CLSA is the latest foreign investment advisory to join India’s bullish bandwagon after Goldman Sachs, Morgan Stanley and Nomura.
CLSA analysts, Alexander Redman and Della Chen, in “Incredible India: Raising exposure” report said: “we raise our regional allocation for India to a 20 per cent overweight stance. Our previous contrarian underweight position worked between late October 2022 and late March 2023 but ultimately we persisted for too long with our negative view,” CLSA said adding “valuations and RBI monetary policy inflexibility remain our principal concerns.”
Reasons for turnaround
Recently, Nomura and Morgan Stanley upgraded India equity to Overweight. There were eight major reasons for CLSA’s turnaround – a rebounding credit impulse signalling robust equity momentum; more manageable energy pricing given discounted Russian crude; improving basic balance and likely bond inflows support the rupee; strongest economic growth across primary emerging markets; Indian equities trading at fair value on our model with 22 per cent upside; a return to superior relative profitability metrics for India vs EM; trend breakout in EPS growth supported by GDP and revisions; and foreign investors do not appear over-exposed to Indian equities.
CLSA’s ‘quality growth names with high conviction’ calls included Reliance Industries, HDFC Bank, ICICI Bank, Bharti Airtel, State Bank of India, Bajaj Finance, Larsen & Toubro, Axis Bank, ONGC and Tata Motors.
Per its econometric regression model, Indian equities are now at a fair value relative to prevailing macro conditions in contrast to being 21 per cent overbought in November 2022 and 14 per cent overbought in June.
“Using CLSA 12-month forward economic projections, MSCI India offers 22 per cent US dollar upside through to October 2024, almost twice our expectations for the overall MSCI EM index,” the analysts said.
EPS growth
On first inspection, the trajectory of the consensus outlook for the progression of local currency Indian earnings growth appears extremely demanding relative to the past dozen years.
Specifically, consensus EPS estimates for FY24 and FY25 (ending March 2025 and March 2026, respectively) are above the initial forecasts made by sell-side analysts. “Not in a single year since at least 2011 has the final EPS outturn come even close to beating initial expectations.

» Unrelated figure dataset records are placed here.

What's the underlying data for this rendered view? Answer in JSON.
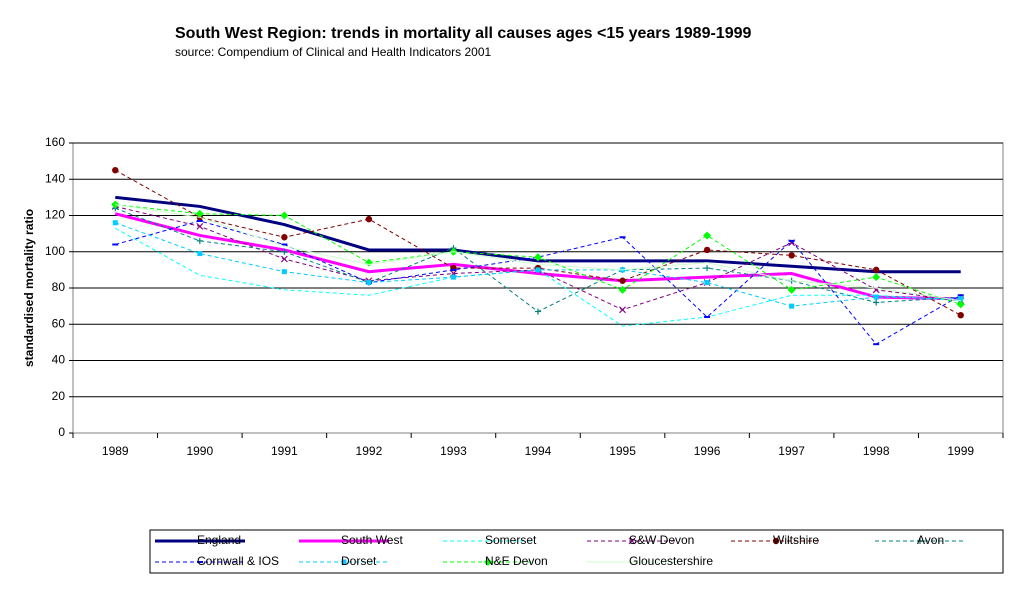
{
  "chart_data": {
    "type": "line",
    "title": "South West Region:  trends in mortality all causes ages <15 years  1989-1999",
    "subtitle": "source: Compendium of Clinical and Health Indicators  2001",
    "y_label": "standardised mortality ratio",
    "categories": [
      "1989",
      "1990",
      "1991",
      "1992",
      "1993",
      "1994",
      "1995",
      "1996",
      "1997",
      "1998",
      "1999"
    ],
    "ylim": [
      0,
      160
    ],
    "yticks": [
      0,
      20,
      40,
      60,
      80,
      100,
      120,
      140,
      160
    ],
    "grid": true,
    "legend": "bottom",
    "series": [
      {
        "name": "England",
        "color": "#000080",
        "width": 3,
        "dash": false,
        "marker": "none",
        "values": [
          130,
          125,
          115,
          101,
          101,
          95,
          95,
          95,
          92,
          89,
          89
        ]
      },
      {
        "name": "South West",
        "color": "#ff00ff",
        "width": 3,
        "dash": false,
        "marker": "none",
        "values": [
          121,
          109,
          101,
          89,
          93,
          88,
          84,
          86,
          88,
          75,
          74
        ]
      },
      {
        "name": "Somerset",
        "color": "#00ffff",
        "width": 1,
        "dash": true,
        "marker": "none",
        "values": [
          113,
          87,
          79,
          76,
          86,
          90,
          59,
          64,
          76,
          76,
          73
        ]
      },
      {
        "name": "S&W Devon",
        "color": "#800080",
        "width": 1,
        "dash": true,
        "marker": "x",
        "values": [
          125,
          114,
          96,
          84,
          88,
          90,
          68,
          83,
          105,
          79,
          73
        ]
      },
      {
        "name": "Wiltshire",
        "color": "#800000",
        "width": 1,
        "dash": true,
        "marker": "circle",
        "values": [
          145,
          119,
          108,
          118,
          91,
          91,
          84,
          101,
          98,
          90,
          65
        ]
      },
      {
        "name": "Avon",
        "color": "#008080",
        "width": 1,
        "dash": true,
        "marker": "plus",
        "values": [
          124,
          106,
          100,
          83,
          102,
          67,
          90,
          91,
          84,
          72,
          75
        ]
      },
      {
        "name": "Cornwall & IOS",
        "color": "#0000ff",
        "width": 1,
        "dash": true,
        "marker": "dash",
        "values": [
          104,
          117,
          104,
          83,
          90,
          97,
          108,
          64,
          106,
          49,
          76
        ]
      },
      {
        "name": "Dorset",
        "color": "#00ccff",
        "width": 1,
        "dash": true,
        "marker": "square",
        "values": [
          116,
          99,
          89,
          83,
          86,
          90,
          90,
          83,
          70,
          75,
          74
        ]
      },
      {
        "name": "N&E Devon",
        "color": "#00ff00",
        "width": 1,
        "dash": true,
        "marker": "diamond",
        "values": [
          126,
          121,
          120,
          94,
          100,
          97,
          79,
          109,
          79,
          86,
          71
        ]
      },
      {
        "name": "Gloucestershire",
        "color": "#ccffcc",
        "width": 1,
        "dash": false,
        "marker": "none",
        "values": [
          126,
          119,
          103,
          93,
          100,
          93,
          90,
          94,
          84,
          80,
          73
        ]
      }
    ]
  }
}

Indeed, the average for the dozen years from 2011 through 2022 has been a 28 per cent disappointment in final reported EPS versus analysts’ original forecasts.”
However, the outlook for India’s nominal GDP growth relative to trend is supportive of the FY24 and FY25 consensus EPS growth forecasts of 15 per cent and 13 per cent, respectively.
CLSA to use the funds raised from its China downgrade (October 3) together with funds made available by 45 per cent underweight stance on Australia (August 23) to upgrade Indian equities to 20 per cent overweight from 40 per cent underweight previously.